If file logging is enabled and Filename is empty, Fox writes to a temporary file named after the process.

Use WithField, WithFields, and WithError to add context:

log := ctx.Logger.WithFields(map[string]any{
"user_id": req.UserID,
"action": "create_order",
})
order, err := createOrder(req)
if err != nil {
log.WithError(err).Error("order creation failed")
return nil, err
}
log.WithField("order_id", order.ID).Info("order created")

The logger interface also supports formatted messages:

ctx.Logger.Infof("created user %d", user.ID)

fox.Logger() accepts fox.LoggerConfig with SkipPaths:

r.Use(fox.Logger(fox.LoggerConfig{
SkipPaths: []string{"/health", "/metrics"},
}))

The middleware logs method, path, client IP, response status, latency, and a fixed type field of ENGINE.

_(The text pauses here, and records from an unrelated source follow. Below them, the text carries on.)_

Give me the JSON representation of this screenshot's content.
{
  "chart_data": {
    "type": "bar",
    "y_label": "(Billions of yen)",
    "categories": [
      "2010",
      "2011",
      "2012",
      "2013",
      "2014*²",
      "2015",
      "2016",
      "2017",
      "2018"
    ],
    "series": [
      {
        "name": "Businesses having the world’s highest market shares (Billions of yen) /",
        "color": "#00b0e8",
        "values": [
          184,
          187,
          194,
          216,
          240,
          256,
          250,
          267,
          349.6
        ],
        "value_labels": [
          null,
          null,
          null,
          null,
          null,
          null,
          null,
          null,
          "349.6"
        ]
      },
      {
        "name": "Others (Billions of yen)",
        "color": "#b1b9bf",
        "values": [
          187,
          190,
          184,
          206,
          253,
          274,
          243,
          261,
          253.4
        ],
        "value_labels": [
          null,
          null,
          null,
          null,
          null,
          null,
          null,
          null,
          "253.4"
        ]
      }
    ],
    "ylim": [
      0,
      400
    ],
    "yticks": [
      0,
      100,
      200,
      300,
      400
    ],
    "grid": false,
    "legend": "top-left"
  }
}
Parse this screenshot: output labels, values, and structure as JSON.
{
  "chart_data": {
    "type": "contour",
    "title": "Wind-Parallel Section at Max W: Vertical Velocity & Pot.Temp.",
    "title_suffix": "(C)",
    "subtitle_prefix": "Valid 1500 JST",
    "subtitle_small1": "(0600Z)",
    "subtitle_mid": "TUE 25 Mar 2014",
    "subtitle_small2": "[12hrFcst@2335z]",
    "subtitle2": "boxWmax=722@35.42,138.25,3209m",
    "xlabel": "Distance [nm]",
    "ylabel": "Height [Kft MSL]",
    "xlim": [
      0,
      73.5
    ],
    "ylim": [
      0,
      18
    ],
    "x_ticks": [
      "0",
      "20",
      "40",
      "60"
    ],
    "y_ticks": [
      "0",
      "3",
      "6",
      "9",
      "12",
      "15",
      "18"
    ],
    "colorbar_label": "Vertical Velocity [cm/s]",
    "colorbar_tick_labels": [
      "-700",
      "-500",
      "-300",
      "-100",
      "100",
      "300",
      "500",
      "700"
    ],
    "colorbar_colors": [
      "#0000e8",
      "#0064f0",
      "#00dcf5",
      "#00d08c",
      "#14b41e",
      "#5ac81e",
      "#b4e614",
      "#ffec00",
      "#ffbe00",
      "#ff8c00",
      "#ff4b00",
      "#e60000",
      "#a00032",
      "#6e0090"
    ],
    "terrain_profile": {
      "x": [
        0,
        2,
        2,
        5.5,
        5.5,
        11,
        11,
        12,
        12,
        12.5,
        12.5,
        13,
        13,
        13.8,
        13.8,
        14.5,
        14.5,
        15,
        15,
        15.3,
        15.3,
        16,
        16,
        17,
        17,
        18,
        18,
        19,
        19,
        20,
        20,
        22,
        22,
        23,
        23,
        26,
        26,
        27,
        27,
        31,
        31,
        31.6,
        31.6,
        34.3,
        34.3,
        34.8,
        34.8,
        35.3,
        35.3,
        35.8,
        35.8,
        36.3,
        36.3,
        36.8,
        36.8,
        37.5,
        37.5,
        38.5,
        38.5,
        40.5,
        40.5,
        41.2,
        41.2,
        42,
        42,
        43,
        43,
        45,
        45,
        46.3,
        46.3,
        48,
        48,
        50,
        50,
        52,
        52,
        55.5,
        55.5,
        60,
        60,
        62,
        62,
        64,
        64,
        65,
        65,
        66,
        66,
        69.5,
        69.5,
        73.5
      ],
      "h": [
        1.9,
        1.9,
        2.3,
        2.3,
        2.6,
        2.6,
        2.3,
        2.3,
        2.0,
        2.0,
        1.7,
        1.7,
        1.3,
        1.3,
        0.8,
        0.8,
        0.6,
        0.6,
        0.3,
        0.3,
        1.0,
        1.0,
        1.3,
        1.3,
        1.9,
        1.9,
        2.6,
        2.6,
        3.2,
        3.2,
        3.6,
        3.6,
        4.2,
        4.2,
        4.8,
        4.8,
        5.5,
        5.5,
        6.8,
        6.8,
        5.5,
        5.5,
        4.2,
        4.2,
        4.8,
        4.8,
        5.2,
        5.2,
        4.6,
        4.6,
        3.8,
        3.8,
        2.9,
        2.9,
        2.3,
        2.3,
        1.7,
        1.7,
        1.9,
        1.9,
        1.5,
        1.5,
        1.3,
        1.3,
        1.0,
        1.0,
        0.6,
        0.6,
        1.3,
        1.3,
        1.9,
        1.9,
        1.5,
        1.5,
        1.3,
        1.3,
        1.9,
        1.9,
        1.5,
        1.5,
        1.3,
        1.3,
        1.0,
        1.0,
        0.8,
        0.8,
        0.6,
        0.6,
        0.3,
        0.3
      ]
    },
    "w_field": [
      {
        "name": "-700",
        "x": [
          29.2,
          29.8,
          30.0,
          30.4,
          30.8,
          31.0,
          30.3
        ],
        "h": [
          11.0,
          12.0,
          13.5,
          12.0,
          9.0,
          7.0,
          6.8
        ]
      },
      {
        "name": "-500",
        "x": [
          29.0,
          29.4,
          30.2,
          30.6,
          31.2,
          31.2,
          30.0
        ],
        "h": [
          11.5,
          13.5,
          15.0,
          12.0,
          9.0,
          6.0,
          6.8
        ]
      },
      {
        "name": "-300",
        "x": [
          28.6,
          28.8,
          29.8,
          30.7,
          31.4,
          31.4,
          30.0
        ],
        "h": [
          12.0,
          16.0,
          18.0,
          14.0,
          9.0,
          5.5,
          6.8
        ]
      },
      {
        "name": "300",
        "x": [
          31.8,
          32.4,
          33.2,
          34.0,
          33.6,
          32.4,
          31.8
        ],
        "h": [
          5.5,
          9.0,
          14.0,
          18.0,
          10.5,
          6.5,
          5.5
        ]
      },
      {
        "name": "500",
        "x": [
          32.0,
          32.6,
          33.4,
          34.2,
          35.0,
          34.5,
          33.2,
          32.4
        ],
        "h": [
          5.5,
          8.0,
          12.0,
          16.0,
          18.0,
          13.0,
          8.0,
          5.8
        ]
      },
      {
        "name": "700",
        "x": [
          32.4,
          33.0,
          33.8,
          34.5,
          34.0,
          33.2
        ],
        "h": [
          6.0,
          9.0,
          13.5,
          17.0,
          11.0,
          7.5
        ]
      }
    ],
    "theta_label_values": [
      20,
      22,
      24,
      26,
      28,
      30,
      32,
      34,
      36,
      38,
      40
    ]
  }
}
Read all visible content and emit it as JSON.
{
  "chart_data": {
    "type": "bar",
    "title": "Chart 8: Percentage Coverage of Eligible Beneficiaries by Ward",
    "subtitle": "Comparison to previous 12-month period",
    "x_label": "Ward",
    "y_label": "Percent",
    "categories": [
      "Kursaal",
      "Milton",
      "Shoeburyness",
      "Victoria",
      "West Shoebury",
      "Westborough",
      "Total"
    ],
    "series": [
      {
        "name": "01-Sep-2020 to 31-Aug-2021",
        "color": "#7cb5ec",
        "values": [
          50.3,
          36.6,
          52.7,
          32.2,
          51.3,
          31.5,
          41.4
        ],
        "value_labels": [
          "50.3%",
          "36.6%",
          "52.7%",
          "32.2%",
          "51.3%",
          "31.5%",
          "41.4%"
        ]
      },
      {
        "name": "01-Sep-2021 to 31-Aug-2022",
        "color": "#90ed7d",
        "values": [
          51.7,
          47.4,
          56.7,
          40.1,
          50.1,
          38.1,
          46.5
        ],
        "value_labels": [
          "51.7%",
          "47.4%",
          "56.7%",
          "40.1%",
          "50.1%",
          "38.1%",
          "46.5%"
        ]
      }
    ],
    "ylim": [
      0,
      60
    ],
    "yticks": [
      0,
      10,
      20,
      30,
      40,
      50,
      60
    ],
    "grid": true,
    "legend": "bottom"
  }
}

Fox exposes these levels in github.com/fox-gonic/fox/logger:

  • logger.DebugLevel
  • logger.InfoLevel
  • logger.WarnLevel
  • logger.ErrorLevel
  • logger.FatalLevel
  • logger.PanicLevel
  1. Use ctx.Logger inside Fox handlers so request logs share the request TraceID.
  2. Add structured fields with WithField or WithFields; avoid concatenating values into messages.
  3. Do not log passwords, tokens, secrets, or sensitive personal data.
  4. Use logger.SetConfig at application startup before requests are handled.
  5. Use SkipPaths for noisy endpoints such as health checks.